Woman accuses federal agent of demanding ID, stopping her for speaking Spanish

Woman accuses federal agent of demanding ID, stopping her for speaking Spanish

Two U.S. citizens were stopped and questioned last week by a Border Patrol agent in Havre, Montana, for speaking Spanish at a gas station, one of the women told ABC El Paso, Texas, affiliate KVIA-TV.

As she was being questioned, Ana Suda recorded the interaction on her cellphone, the video of which has gained traction online.

The agent can be heard saying, “Ma’am, the reason I asked you for your ID is because I came in here and saw that you guys are speaking Spanish, which is very unheard of up here.”

Andrew Meehan, Customs and Border Protection (CBP) assistant commissioner for public affairs, told ABC News Sunday night that the “agent used a poor choice of words, for sure.”

Speaking Spanish alone “is not enough” to pull someone over or ask for ID, he said, though adding it’s possible that the agent still “very well could have been following procedure.”

PHOTO: Homeland Security Department Joint Task Force West Director Paul Beeson of the U.S. Border Patrol prepares to testify before the House Homeland Security Committees Border and Maritime Security Subcommittee, April 4, 2017, in Washington.Chip Somodevilla/Getty Images, FILE
Homeland Security Department Joint Task Force West Director Paul Beeson of the U.S. Border Patrol prepares to testify before the House Homeland Security Committee’s Border and Maritime Security Subcommittee, April 4, 2017, in Washington.

An internal investigation into the incident has been launched, according to CBP.

The woman was not detained but stopped in a consensual encounter, according to a Border Patrol official. She was not prevented from leaving, the official said.

Suda said she entered the convenience store to buy eggs and milk when she was approached by the agent.

“I was next in line when I heard my friend say something in Spanish and then I looked and a Border Patrol agent was behind me,” Suda told KVIA.

“He asked where I was born, so I looked at him and I said, ‘Are you serious?'” Suda added. “He’s like, ‘Yes, I’m serious,’ but, you know, with a very authoritative voice.”

Suda asked whether she could pay for her items, to which he responded “no.”

“He’s like, ‘No, give me your ID,'” she said. “I said, ‘I will give you my ID and I will go and pick up my cellular phone because I’m going to record you,'” Suda said.

The Border Patrol official told ABC News that speaking Spanish is not something you can solely detain someone on, but it is something you can use as one factor for the totality of the circumstance.

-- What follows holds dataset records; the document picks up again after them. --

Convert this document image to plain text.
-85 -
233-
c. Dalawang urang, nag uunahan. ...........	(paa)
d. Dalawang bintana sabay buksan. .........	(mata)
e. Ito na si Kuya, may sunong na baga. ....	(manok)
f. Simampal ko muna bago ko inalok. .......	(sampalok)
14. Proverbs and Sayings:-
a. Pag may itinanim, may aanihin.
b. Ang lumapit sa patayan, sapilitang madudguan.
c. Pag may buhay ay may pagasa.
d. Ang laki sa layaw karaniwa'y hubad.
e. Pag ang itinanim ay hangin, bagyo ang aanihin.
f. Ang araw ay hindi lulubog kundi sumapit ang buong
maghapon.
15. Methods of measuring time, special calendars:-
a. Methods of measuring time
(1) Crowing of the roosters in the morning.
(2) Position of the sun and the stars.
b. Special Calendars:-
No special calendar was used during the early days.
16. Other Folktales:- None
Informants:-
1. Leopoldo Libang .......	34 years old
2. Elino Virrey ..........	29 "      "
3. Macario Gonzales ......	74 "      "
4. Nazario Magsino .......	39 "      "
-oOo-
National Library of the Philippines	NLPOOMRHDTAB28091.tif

Speaking Spanish in a place like Havre, Montana, for example, catches one’s attention, according to the official.

The Border Patrol said in a statement, “U.S. Customs and Border Protection agents and officers are committed to treating everyone with professionalism, dignity and respect while enforcing the laws of the United States. Although most Border Patrol work is conducted in the immediate border area, agents have broad law enforcement authorities and are not limited to a specific geography within the United States.

“They have the authority to question individuals, make arrests, and take and consider evidence,” the statement continued. “Decisions to question individuals are based on a variety of factors for which Border Patrol agents are well-trained. This incident is being reviewed to ensure that all appropriate policies were followed.”

Suda, who was born in El Paso, Texas, plans to file a lawsuit, she told KVIA.